安藤は答える。
「追われるっていうのは、何かから逃げていることをいうんだ。おれのは、逃げてるんじゃねえ。何かに向かって逃げてるんだ」
逃走時の安藤の心境が、垣間見えるセリフである。
護送されるパトカーのなかで射精するラストシーン
次に安藤が向かった先は、カタギの友人の田所有二の家。
そこで、黄色いワンピースの女性、田代文子とともにしばらく暮らすのである。実在の田代文子は、日劇ダンシングチーム10期生の田村秀子であろう。
女性ダンサーの身体は、締まるところは締まり、出るところは出るという最高のプロポーションである。その魅力を惜しみなく安藤にさらけ出して、安藤をベッドへと誘う。
田中登監督演出の、椅子で上手に接合部を隠しているのが、なんとも心憎い。逃亡先の最後は、葉山の貸し別荘である。安藤は、葉山の有閑マダムを連れ込み、プールサイドでSEXし始める。そこに警官が襲撃。SEXは中断される。

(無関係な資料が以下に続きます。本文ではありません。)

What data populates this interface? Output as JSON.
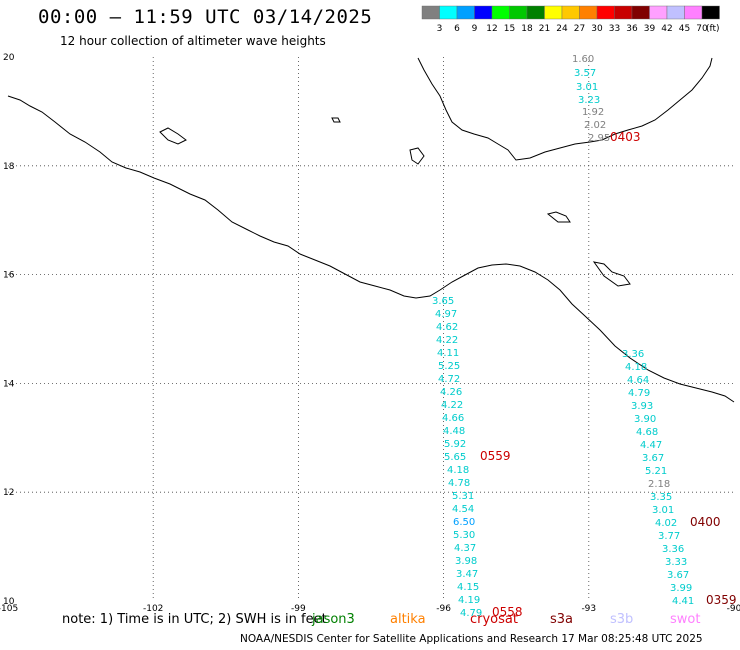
{
  "title": "00:00 – 11:59 UTC 03/14/2025",
  "subtitle": "12 hour collection of altimeter wave heights",
  "colorbar": {
    "colors": [
      "#808080",
      "#00ffff",
      "#00a0ff",
      "#0000ff",
      "#00ff00",
      "#00c800",
      "#008000",
      "#ffff00",
      "#ffc800",
      "#ff8000",
      "#ff0000",
      "#c80000",
      "#800000",
      "#ffa0ff",
      "#c0c0ff",
      "#ff80ff",
      "#000000"
    ],
    "labels": [
      "3",
      "6",
      "9",
      "12",
      "15",
      "18",
      "21",
      "24",
      "27",
      "30",
      "33",
      "36",
      "39",
      "42",
      "45",
      "70"
    ],
    "unit": "(ft)"
  },
  "map": {
    "lon_range": [
      -105,
      -90
    ],
    "lat_range": [
      10,
      20
    ],
    "lon_ticks": [
      "-105",
      "-102",
      "-99",
      "-96",
      "-93",
      "-90"
    ],
    "lat_ticks": [
      "20",
      "18",
      "16",
      "14",
      "12",
      "10"
    ],
    "grid": "dotted"
  },
  "tracks": [
    {
      "time": "0403",
      "time_color": "#cc0000",
      "values": [
        {
          "v": "1.60",
          "c": "#808080"
        },
        {
          "v": "3.57",
          "c": "#00cccc"
        },
        {
          "v": "3.01",
          "c": "#00cccc"
        },
        {
          "v": "3.23",
          "c": "#00cccc"
        },
        {
          "v": "1.92",
          "c": "#808080"
        },
        {
          "v": "2.02",
          "c": "#808080"
        },
        {
          "v": "2.95",
          "c": "#808080"
        }
      ]
    },
    {
      "time": "0559",
      "time_color": "#cc0000",
      "values": [
        {
          "v": "3.65",
          "c": "#00cccc"
        },
        {
          "v": "4.97",
          "c": "#00cccc"
        },
        {
          "v": "4.62",
          "c": "#00cccc"
        },
        {
          "v": "4.22",
          "c": "#00cccc"
        },
        {
          "v": "4.11",
          "c": "#00cccc"
        },
        {
          "v": "5.25",
          "c": "#00cccc"
        },
        {
          "v": "4.72",
          "c": "#00cccc"
        },
        {
          "v": "4.26",
          "c": "#00cccc"
        },
        {
          "v": "4.22",
          "c": "#00cccc"
        },
        {
          "v": "4.66",
          "c": "#00cccc"
        },
        {
          "v": "4.48",
          "c": "#00cccc"
        },
        {
          "v": "5.92",
          "c": "#00cccc"
        },
        {
          "v": "5.65",
          "c": "#00cccc"
        },
        {
          "v": "4.18",
          "c": "#00cccc"
        },
        {
          "v": "4.78",
          "c": "#00cccc"
        }
      ]
    },
    {
      "time": "0558",
      "time_color": "#cc0000",
      "values": [
        {
          "v": "5.31",
          "c": "#00cccc"
        },
        {
          "v": "4.54",
          "c": "#00cccc"
        },
        {
          "v": "6.50",
          "c": "#00a0ff"
        },
        {
          "v": "5.30",
          "c": "#00cccc"
        },
        {
          "v": "4.37",
          "c": "#00cccc"
        },
        {
          "v": "3.98",
          "c": "#00cccc"
        },
        {
          "v": "3.47",
          "c": "#00cccc"
        },
        {
          "v": "4.15",
          "c": "#00cccc"
        },
        {
          "v": "4.19",
          "c": "#00cccc"
        },
        {
          "v": "4.79",
          "c": "#00cccc"
        }
      ]
    },
    {
      "time": "0400",
      "time_color": "#800000",
      "values": [
        {
          "v": "3.36",
          "c": "#00cccc"
        },
        {
          "v": "4.18",
          "c": "#00cccc"
        },
        {
          "v": "4.64",
          "c": "#00cccc"
        },
        {
          "v": "4.79",
          "c": "#00cccc"
        },
        {
          "v": "3.93",
          "c": "#00cccc"
        },
        {
          "v": "3.90",
          "c": "#00cccc"
        },
        {
          "v": "4.68",
          "c": "#00cccc"
        },
        {
          "v": "4.47",
          "c": "#00cccc"
        },
        {
          "v": "3.67",
          "c": "#00cccc"
        },
        {
          "v": "5.21",
          "c": "#00cccc"
        },
        {
          "v": "2.18",
          "c": "#808080"
        },
        {
          "v": "3.35",
          "c": "#00cccc"
        },
        {
          "v": "3.01",
          "c": "#00cccc"
        },
        {
          "v": "4.02",
          "c": "#00cccc"
        }
      ]
    },
    {
      "time": "0359",
      "time_color": "#800000",
      "values": [
        {
          "v": "3.77",
          "c": "#00cccc"
        },
        {
          "v": "3.36",
          "c": "#00cccc"
        },
        {
          "v": "3.33",
          "c": "#00cccc"
        },
        {
          "v": "3.67",
          "c": "#00cccc"
        },
        {
          "v": "3.99",
          "c": "#00cccc"
        },
        {
          "v": "4.41",
          "c": "#00cccc"
        }
      ]
    }
  ],
  "note": "note: 1) Time is in UTC; 2) SWH is in feet",
  "satellites": [
    {
      "name": "jason3",
      "color": "#008000"
    },
    {
      "name": "altika",
      "color": "#ff8000"
    },
    {
      "name": "cryosat",
      "color": "#cc0000"
    },
    {
      "name": "s3a",
      "color": "#800000"
    },
    {
      "name": "s3b",
      "color": "#c0c0ff"
    },
    {
      "name": "swot",
      "color": "#ff80ff"
    }
  ],
  "credits": "NOAA/NESDIS Center for Satellite Applications and Research    17 Mar 08:25:48 UTC 2025"
}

安藤は、素直に逮捕され、護送されるパトカーのなかでオナニーをする。警官たちの制止を振り切り、射精してしまう。白濁液が、フロントガラスに飛び散るシーンで映画が終わる。
タイトルのとおり、映画では多くのベッドシーンがある。が、演じる安藤には、照れや恥ずかしさはなく、むしろ楽しかったという。当時、その種の映画では男女とも前貼りをするものだったが、安藤は面倒臭がってつけなかった。
安藤昇が俳優として第一線から身を引いたのは、やはり昭和51年がひとつの分岐点である。振り返ってみると、安藤出演作品は、扱う題材がヤクザであることが多かった。が、実際の俳優やスタッフはカタギである。映画撮影で本物のヤクザとの揉めごとはなかったという。
昭和40年代半ばから50年代にかけて東映京都撮影所製作でロケーションともなれば、3代目山口組時代の若頭の山本健一が面倒を見てくれたという。安藤も、山本若頭とはしばしば一緒に飲む仲ではあった。